Dr. Cathy Malchiodi is a psychologist and expressive arts therapist who explains the four core healing practices when using expressive arts to work with trauma: movement, sound, storytelling through image, and silence through contemplative and self-regulatory practices.
Here are some of the many forms of expressive art:
Playing music
Listening to music
Writing lyrics
Theater or improvisation
Reading or writing poetry
Journaling
Reading fiction
Drawing
Painting or fingerpainting
Sculpting
Dancing
What to Expect
Expressive arts therapy can be accomplished via the creation of different art forms; the commonality is the use of multiple senses to explore your inner and outer worlds.
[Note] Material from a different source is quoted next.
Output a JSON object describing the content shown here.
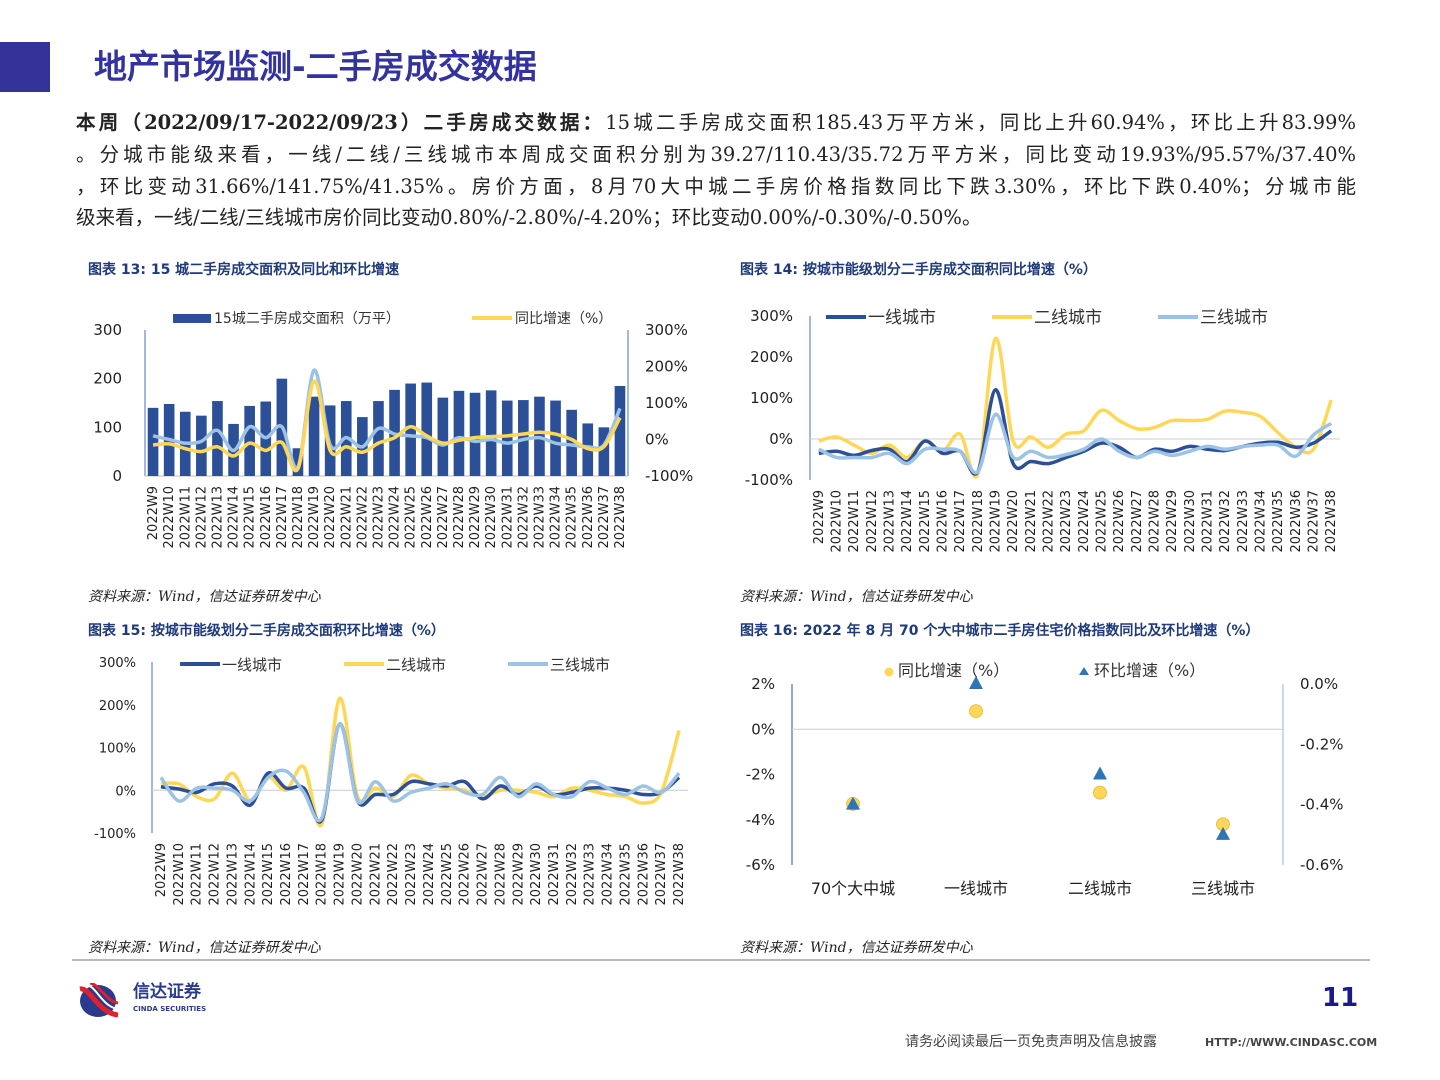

A therapist or counselor helps you communicate feelings about the process and accomplishment of making art, and together, you use the creative process to highlight and analyze problems and difficulties. The therapeutic work is based on the creative process, not on the final result, therefore, it is not necessary to have a background or training in the arts to benefit from this expressive therapy. Throughout the process, you learn new and different ways to use the mostly nonverbal language of creativity to communicate inner feelings that were not previously available to you by simply thinking or talking about them.